Если на заре литературного позитивизма Гюго и Бальзак еще могли (заочно) спорить, что имеет больший потенциал демократизации – самообращенность и самоуправление поэтической речи (дальний потомок которых – слово как таковое) или точные сведения о современных общественных нравах и осведомленность граждан, достигаемая квазижурналистским жанром городских физиологий (дальний потомок которых – литература факта)[1284], то сегодня профицит информации, «данных с мест» делает доставку фактов в очередной раз в истории автоматической – не говоря о камерах видеонаблюдения (дальний потомок Всесоюзной сети киноков) и стримов с политической демонстрации[1285]. Подобно «очеркам, правдивым как рефлекс», мы имеем сегодня автоматизированный доступ к любым фактам, от энциклопедических – дат жизни Фрэнсиса Бэкона и краткого изложения его идей – до оперативных – сметы постройки секретного дворца президента и видео задержаний с последовавшей за его распространением демонстрации. Более того, в сам трансцендентальный аппарат современного пользователя электронных устройств встраивается опыт и, следовательно, ожидание легкости доступа к любым фактам.

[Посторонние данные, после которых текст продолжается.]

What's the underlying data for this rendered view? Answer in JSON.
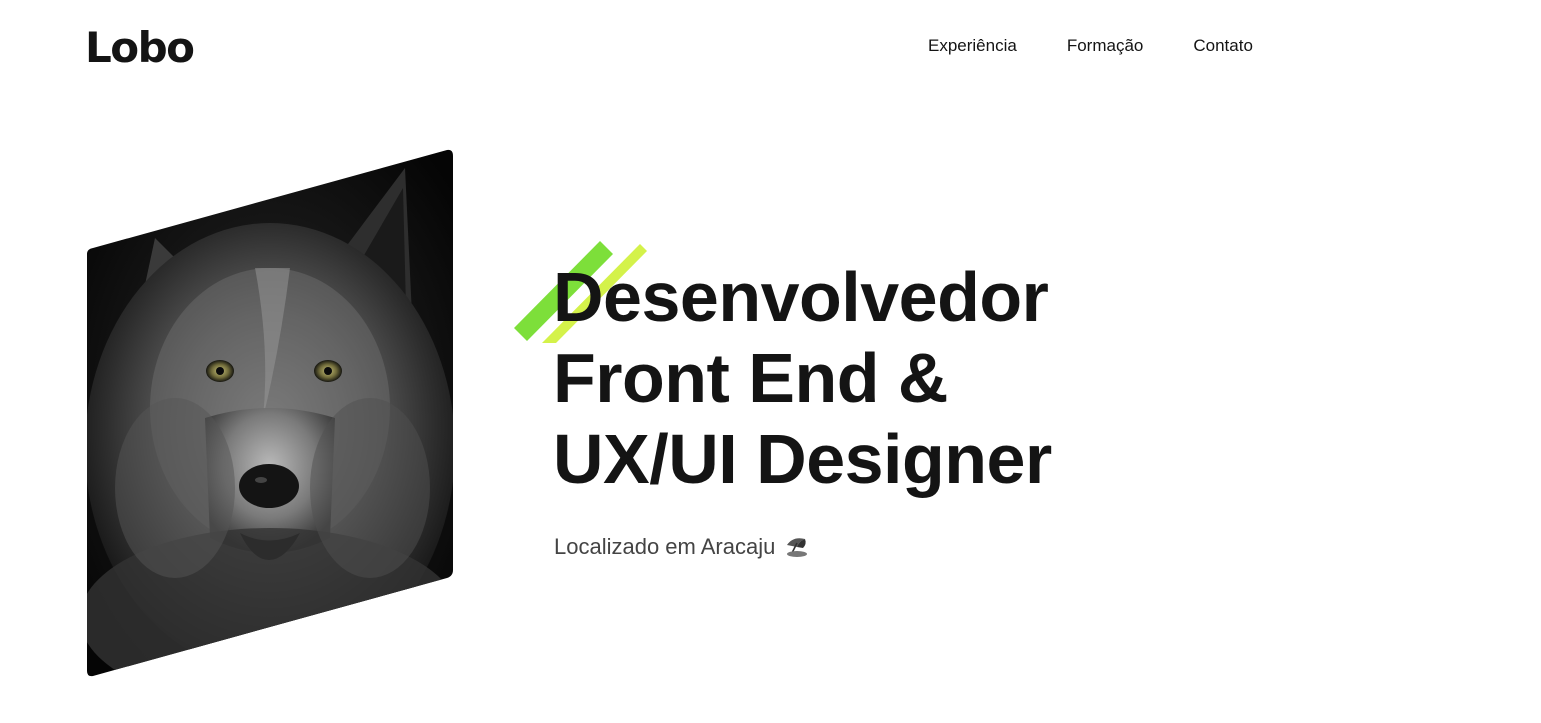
{
  "header": {
    "logo": "Lobo",
    "nav": [
      {
        "label": "Experiência"
      },
      {
        "label": "Formação"
      },
      {
        "label": "Contato"
      }
    ]
  },
  "hero": {
    "image_alt": "wolf-portrait",
    "headline_lines": [
      "Desenvolvedor",
      "Front End &",
      "UX/UI Designer"
    ],
    "location_text": "Localizado em Aracaju",
    "location_icon": "beach-umbrella-icon"
  },
  "colors": {
    "text": "#141414",
    "muted": "#444444",
    "accent_dark": "#7ddf3a",
    "accent_light": "#d4f24a"
  }
}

В дефиците, напротив, оказываются адекватные инструменты навигации и когнитивные техники синтеза, которые не сводились бы ни к вытеснению нового опыта информационного изобилия, ни к априорной данности завершенной картины мира. Именно литературный позитивизм – от Золя до Шаламова – обеспечивал функцию суждения о социальных и исторических фактах, амальгамируя как научную, так и юридическую процедуру[1286]. Сегодня же мы не столько выносим суждения о фактах, сколько просто аккумулируем их, функционируя тем самым скорее как профили, нежели как граждане[1287]. Вслед за накоплением фактов в огромном количестве без возможности их «примирения в действительности» или отбраковки опровергнутых опытом, факты начинают противоречить уже не теории, но друг другу. На смену двуполярному миру, еще сохранявшему логику конкурирующей аргументации между противниками, приходят биполярные расстройства пользователей по всему миру. Таким образом, после «общественных недугов», фиксируемых литературными физиологиями, и развивавшейся параллельно в немецкой философии в XIX веке «болезни духа» (Ницше), а также «болезни языка», которой «сменяются или осложняются» предыдущие диагнозы в самом начале XX века[1288], к его концу приходит синдром дефицита внимания как симптом современного когнитивного капитализма[1289].

Это еще одна причина, по которой поворотным моментом в этой истории факта (пограничной для науки, литературы и медиа) мы называем опыт советской фактографии – при всем его отличии от современной практики фактов, позволяющем, однако, реконструировать ее генеалогию. Если в момент изобретения новых техник записи и трансляции Брик требовал как можно больше фактов и желательно никак сюжетно не организованных («не деформированных»), то сегодня все более очевидным становится, что факты переживают деформацию (сжатие) из-за дефицита их организации и контекстуализации. В кантовском определении Просвещения для того, чтобы пользоваться своим умом, была необходима только смелость, сегодня для этого нам систематически недостает еще аппаратных возможностей.